Modern Era Cargo Cults

It’s easy to laugh about such stories. But a moment’s reflection should tell us that we aren’t nearly as clever or as far removed from such superstitions as we might think. In fact, we perform our own cargo cult rituals every hour of every day - or at least that’s the impression I’ve received during over 25 years in the marketing and tech industries.


And the truth is we do it for the same reasons. The Melanesians saw American troops perform certain actions and be rewarded with cargo. In the same way, we earnestly scan the pages of Forbes, AdAge or whatever you’re having yourself and learn what successful companies DO that we might want to copy. The question about whether this is the right course of action for our business, at this moment in time, doesn’t always occur to us.


I will give just a single example. There is a widespread and apparently unshakeable belief in many B2B organizations that the single best way to sell is to employ salespeople. By diligently employing a sales person, assigning them a quota, presenting them with a playbook and opening up an expense account (just like the big companies do), sales will surely follow.


But the sales person is the runway. Sure, it’s a requirement if you want a plane to land. But it ain’t gonna magic up any incoming air traffic just by existing. That requires prospects, and it requires prospects who have understood your vision and are developing warm fuzzy feelings about your product. And that requires a lot of work ‘from first principles’.


Marketing (and Selling) From First Principles

A lot of people have a huge amount to gain by making marketing confusing. It isn’t. In fact it ultimately boils down to three questions:

  • Who are the people who might buy my product or service?

  • What do I want them to believe?

  • How do I get them to believe it?

OK, there’s a little white lie in there to the extent that those three questions cover and encompass an awful lot of thought and activity. Or at least they should. But that isn’t really the point. The point is that by answering these questions we begin to formulate strategy, and from that strategy our day-to-day tactics emerge. In other words, the things we do relate directly to the outcome we want to deliver, and we understand the mechanism by which that will happen.


The alternative is the cargo cult approach. We look at what successful companies do and we copy those activities. The things we do bear no relation whatsoever to our business and marketing objectives, but we read about them in the “big book of things marketing departments are supposed to do” and anyway - it sure feels good to sponsor a football team and sit in a corporate box every weekend.


In many cases, and in particular in instances where the target market is relatively small, an awful lot of marketing from first principles is about learning to say “no”. If I am selling to a tightly defined group of individuals, huge swathes of activity can be excluded because they are simply not a cost-effective way to speak to “the people who might buy my product or service”.


It is probably easier to observe this approach in the breach rather than the observance.
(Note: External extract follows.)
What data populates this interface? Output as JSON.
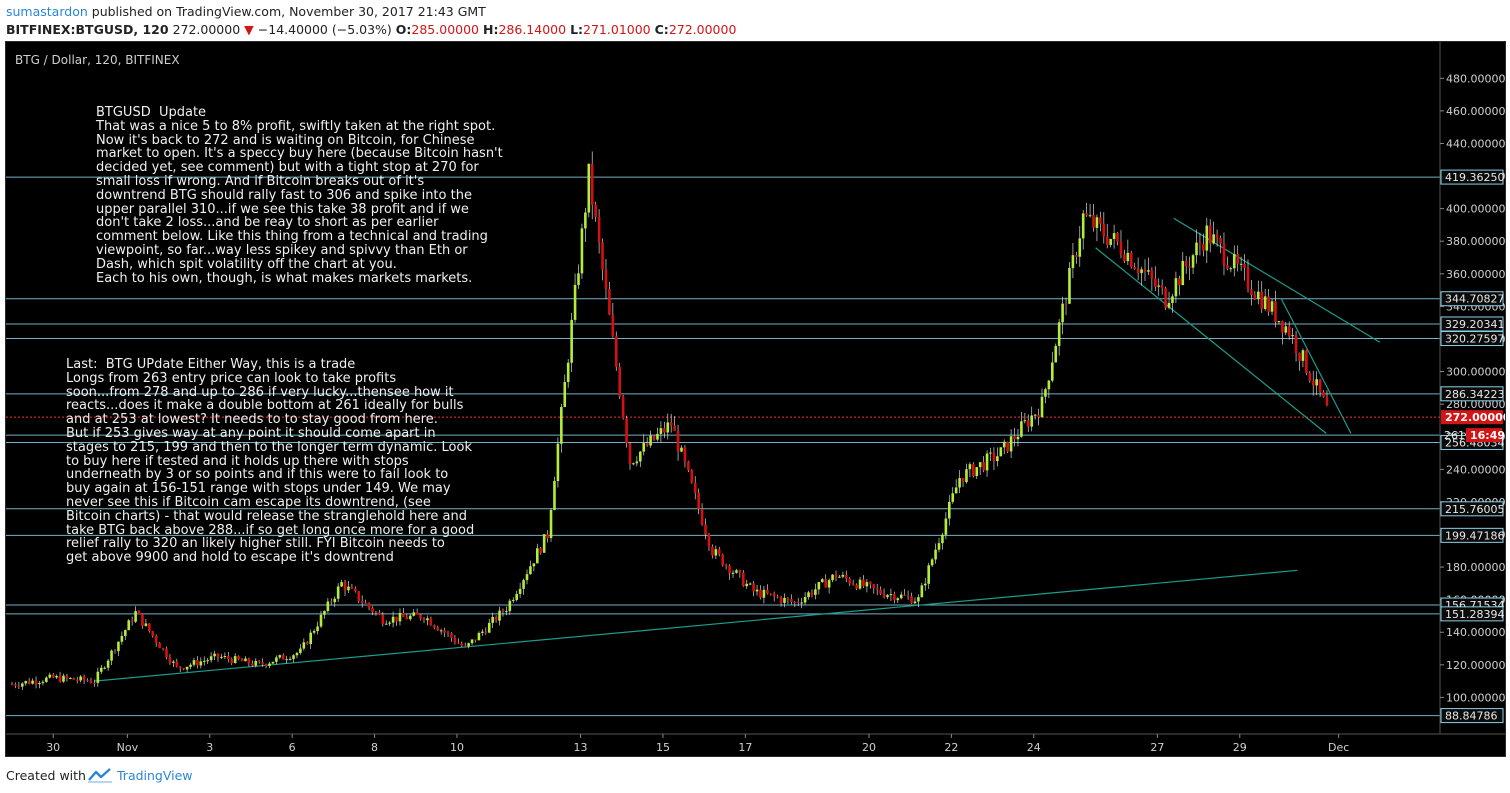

Any listener to Morning Ireland has probably wondered why a national radio advertisement is the best way to get a message through to “anyone involved in the disposal or recycling of tyres”, to give one recent example. The answer of course is that it isn’t. This is cargo cult behaviour at its most obvious, although I suppose it does have the benefit of making the act of doing something as public as possible.


But the flip side of saying “no” is of course the ability to put proper thought and resources behind the approach that is right. If I need to talk to anyone involved in the disposal or recycling of tyres, I can probably look them all up and call round in person for the cost of producing a broadcasting a radio ad on a program most of them probably don’t listen to. Not sexy, but gets the job done.